Market size research reports usually evoke a yawn from me. However, I like the methodology and rigor of Interact Analysis. It’s still a guess, but much data underlies the analysis from this group. Senior Analyst Maya Xiao recently took a look at the lithium ion batter market. You can read the entire report. Following are some highlights. I need to mention that battery manufacturing was also highlighted by Honeywell at its conference as it seeks to lead in new batter technology. Stay tuned in case there is a disruption.

The global Li-ion battery market is moving into surge mode. According to our newly released Li-ion battery database, global shipments in 2021 equated to 476.3 GWh, amounting to a 72.6% increase on 2020, and that wasn’t a blip. We’ve identified it as being part of a longer-term trend.

We’d expect that demand is driven by electric vehicles, but there are other demands for batteries.

Unsurprisingly, it’s the electric vehicle sector that is driving demand for Li-ion battery technology. In 2021, EV battery shipments accounted for 354.5 GWh, representing 74.4% of total battery shipments and a phenomenal year-on-year increase in EV battery shipments of 90.2%. But the increase of shipments in the same period to the energy storage sector (ESS) was even more marked – 113.3%. Accounting for 11.8% of total battery shipments, ESS is way behind the EV sector in terms of demand, but the huge 2021 increase is a clear pointer to sustained future growth. Meanwhile, consumer electronics (CE) battery shipments totalled 65.5 GWh, representing 13.8% of total shipments, a year-on-year increase of 6.3%.

This is where market analysis gets tricky—the famous 5-year projection demanded of these firms.

We estimate that global demand for li-ion batteries will rise to over 1.6TWh by 2026, representing a 5-year CAGR of 27.9%. The share of shipments to EV manufacturers will remain stable, standing at 75.9% of the total, but there’ll be growth in demand from the ESS sector, with shipments forecast to total 312.4 GWh, accounting for 19.2% of all battery shipments: a 5-year CAGR of 40.9%. CE battery shipments are expected to total 81.3 GWh over the 5-year period, with a CAGR of 4.4%.

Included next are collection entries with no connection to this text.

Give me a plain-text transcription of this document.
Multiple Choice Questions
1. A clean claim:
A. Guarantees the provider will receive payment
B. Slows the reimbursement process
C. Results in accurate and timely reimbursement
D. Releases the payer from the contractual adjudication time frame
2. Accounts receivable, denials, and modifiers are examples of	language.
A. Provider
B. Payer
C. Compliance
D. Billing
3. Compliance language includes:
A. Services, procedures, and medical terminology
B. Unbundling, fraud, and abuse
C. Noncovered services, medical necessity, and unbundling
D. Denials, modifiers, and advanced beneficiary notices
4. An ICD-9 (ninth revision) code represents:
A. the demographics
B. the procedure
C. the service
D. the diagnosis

What types of battery technology will prevail over the next few years?

The market share of different Li-ion battery technologies is changing. Back in 2018, lithium cobalt (LCO) and lithium iron phosphate (LFP) batteries accounted for over 50% of the global market. But LCO’s share has steadily declined over the past three years, in line with the decline in growth of the consumer electronics sector. Conversely, the demand for high quality nickel-cobalt-aluminium oxide (NCA)/ nickel-cobalt-manganese (NCM) batteries from the electric vehicle and industrial energy storage sectors has exceeded supply, which is why many battery makers announced plans to expand production capacity between 2018 and 2020. We forecast that the market shares of LFP batteries and NCM/NCA batteries will be evenly divided by 2026.